When discussing intermediate results, it is generally best to limit your thoughts to whatever will live only in VBA. In that sense, the question of intermediate results is: what programming constructs can exist without the user ever seeing them? Sometimes you need to determine the unique items in a list to do some processing. Do you generate that list of unique items in Excel somewhere? Or, do you determine the unique items using VBA and then output some result which may or may not include the full list of unique items. If you are doing the former, Excel provides a nice RemoveDuplicates function which will replicate the Data->Remove Duplicates functionality. This works great if you want the user to see the final list of values. You can also use a Dictionary in VBA to only store the unique vaults from a list. In this sense, the Dictionary represents an intermediate value that may not be shown to the user. You will make this decision several times before you realize that you are deciding whether or not something should exist in VBA only. Often times, the decision does not matter, but for certain workflows it can make a huge difference.

An example is a multi step process where you might want the user to verify the calculations so far and correct any errors. This can technically be done with VBA or Excel, but it is much easier to ask a user to verify an Excel spreadsheet than to debug the code and check Locals. If you need to do this verification step, then it makes a lot of sense to use an intermediate result that dumps back into Excel. In this sense, you've taken an intermediate result and converted it to an output. That output may or may not be modified by the user and it then becomes the input for the next step.

putting it all together​

Having given a snapshot of the options for inputs and outputs, it's worth commenting generally on how they all fit together. Your goal should be to build a workflow that consists of steps that can all be described individually and possibly run on their own. Your task is then generating these individual steps and determining how to wire them together. The most common approach to building these workflows is that you start with some single task and then the scope expands as the analysis expands. You can build the ultimate workhorse of a workflow initially, or you can adapt your code to the task as the task comes into view. Depending on where you're starting and the definition at the start, you will determine how complicated to make things at the start.

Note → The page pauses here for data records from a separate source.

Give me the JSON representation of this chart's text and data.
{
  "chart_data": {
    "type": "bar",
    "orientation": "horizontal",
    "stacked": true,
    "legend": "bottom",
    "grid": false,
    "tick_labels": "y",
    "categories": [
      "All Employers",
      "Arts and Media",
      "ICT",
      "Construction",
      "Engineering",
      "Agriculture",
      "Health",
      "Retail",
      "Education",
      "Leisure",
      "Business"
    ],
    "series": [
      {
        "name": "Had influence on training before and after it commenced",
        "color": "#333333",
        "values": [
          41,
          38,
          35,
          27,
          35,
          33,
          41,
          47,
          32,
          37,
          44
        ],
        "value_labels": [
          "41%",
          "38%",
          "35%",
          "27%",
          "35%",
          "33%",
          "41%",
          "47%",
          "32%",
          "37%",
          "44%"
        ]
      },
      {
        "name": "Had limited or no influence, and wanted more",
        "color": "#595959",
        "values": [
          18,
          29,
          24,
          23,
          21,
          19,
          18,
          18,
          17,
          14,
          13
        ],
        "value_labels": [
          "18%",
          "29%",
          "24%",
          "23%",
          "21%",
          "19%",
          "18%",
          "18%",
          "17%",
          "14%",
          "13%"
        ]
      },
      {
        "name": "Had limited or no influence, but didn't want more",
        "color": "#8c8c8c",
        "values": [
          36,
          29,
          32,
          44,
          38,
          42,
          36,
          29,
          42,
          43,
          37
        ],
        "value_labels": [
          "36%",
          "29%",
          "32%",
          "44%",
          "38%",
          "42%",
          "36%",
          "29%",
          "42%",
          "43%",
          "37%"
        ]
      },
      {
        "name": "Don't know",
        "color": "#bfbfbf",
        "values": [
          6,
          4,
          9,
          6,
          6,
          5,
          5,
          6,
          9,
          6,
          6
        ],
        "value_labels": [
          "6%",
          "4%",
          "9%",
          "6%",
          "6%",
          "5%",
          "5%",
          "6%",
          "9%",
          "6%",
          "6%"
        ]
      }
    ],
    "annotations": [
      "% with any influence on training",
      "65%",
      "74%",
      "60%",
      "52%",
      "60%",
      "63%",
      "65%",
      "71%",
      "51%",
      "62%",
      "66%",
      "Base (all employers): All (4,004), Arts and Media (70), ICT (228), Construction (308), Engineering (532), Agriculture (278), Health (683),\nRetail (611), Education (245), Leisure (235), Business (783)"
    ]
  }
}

It is very common to start with a single, straight-through workflow and then build it out into Modules as the work expands. IN this way, you are constantly reevaluating the inputs nad output sof your program to build the smaller blocks which need these definitions. In my experience, nearly all VBA workflows will take shape in this process eventually. It's quite rate to build a complicate workflow once and for all. Generally you start simple and end up with a full featured application at the end.